An election campaign may not officially be underway but provincial parties were out making promises on Tuesday. Home affordability, transparency, and long-term care are the key talking points.
CHCH News learned that premier Ford had to undergo an emergency dental procedure, so Ontario’s Minister of Labour Monte McNaughton had to step in during a pre-election campaign stop in London.
McNaughton said, “we’re planning to move WSIB’s head office to London” adding that the PC party’s plan will gradually move thousands of jobs to London and “give workers here [London] access to good jobs close to home so families won’t have to abandon their hometowns to serve our province.”
Liberal Leader Steven Del Duca said if elected as premier he’d ‘revolutionize’ the long-term care system. “Ontario Liberals will end for-profit long-term care with a target date of 2028 for a total over four years of just under four and a half billion dollars specifically to deliver on our home care guarantee for seniors,” Del Duca said.
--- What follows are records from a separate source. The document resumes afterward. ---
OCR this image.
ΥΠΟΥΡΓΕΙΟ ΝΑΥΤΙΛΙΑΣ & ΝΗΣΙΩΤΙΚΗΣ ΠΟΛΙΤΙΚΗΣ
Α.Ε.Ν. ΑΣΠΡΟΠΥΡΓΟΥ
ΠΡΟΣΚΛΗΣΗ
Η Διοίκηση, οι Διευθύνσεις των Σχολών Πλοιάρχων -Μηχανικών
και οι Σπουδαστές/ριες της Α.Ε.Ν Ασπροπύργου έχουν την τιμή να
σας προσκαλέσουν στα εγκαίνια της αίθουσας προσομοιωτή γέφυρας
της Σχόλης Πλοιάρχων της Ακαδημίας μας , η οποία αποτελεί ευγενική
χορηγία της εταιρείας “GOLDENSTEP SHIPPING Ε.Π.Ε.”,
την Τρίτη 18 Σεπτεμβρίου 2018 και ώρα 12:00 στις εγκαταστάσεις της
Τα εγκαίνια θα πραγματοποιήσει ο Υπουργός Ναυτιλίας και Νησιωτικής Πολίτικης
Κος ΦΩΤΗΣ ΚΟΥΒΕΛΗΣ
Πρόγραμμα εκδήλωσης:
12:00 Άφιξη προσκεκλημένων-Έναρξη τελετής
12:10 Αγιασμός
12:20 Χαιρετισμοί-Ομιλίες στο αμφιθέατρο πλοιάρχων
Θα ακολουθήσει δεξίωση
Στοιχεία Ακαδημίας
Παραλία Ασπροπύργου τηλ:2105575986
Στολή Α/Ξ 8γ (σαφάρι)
Del Duca said he’d replace ‘warehouse-style’ long-term care homes with more residential spaces that resemble a typical family home.
At Queen’s Park, NDP Leader Andrea Horwath pitched the idea that the NDP party is the only option to get Ford out of office. “The liberals have like 8 MPPs, we’re the official opposition. We have 40 this time. Your best shot to defeat Doug Ford is to vote NDP,” Horwath said.
In his home riding of Guelph, Green Party Leader Mike Schreiner detailed how he would solve Ontario’s affordable housing crisis. Schreiner said the Green Party is committed to building 60,000 permanent supportive housing spaces adding, “on top of that, an additional 100,000 deeply affordable homes.”
CHCH News will air special election night coverage on June 2, 2022.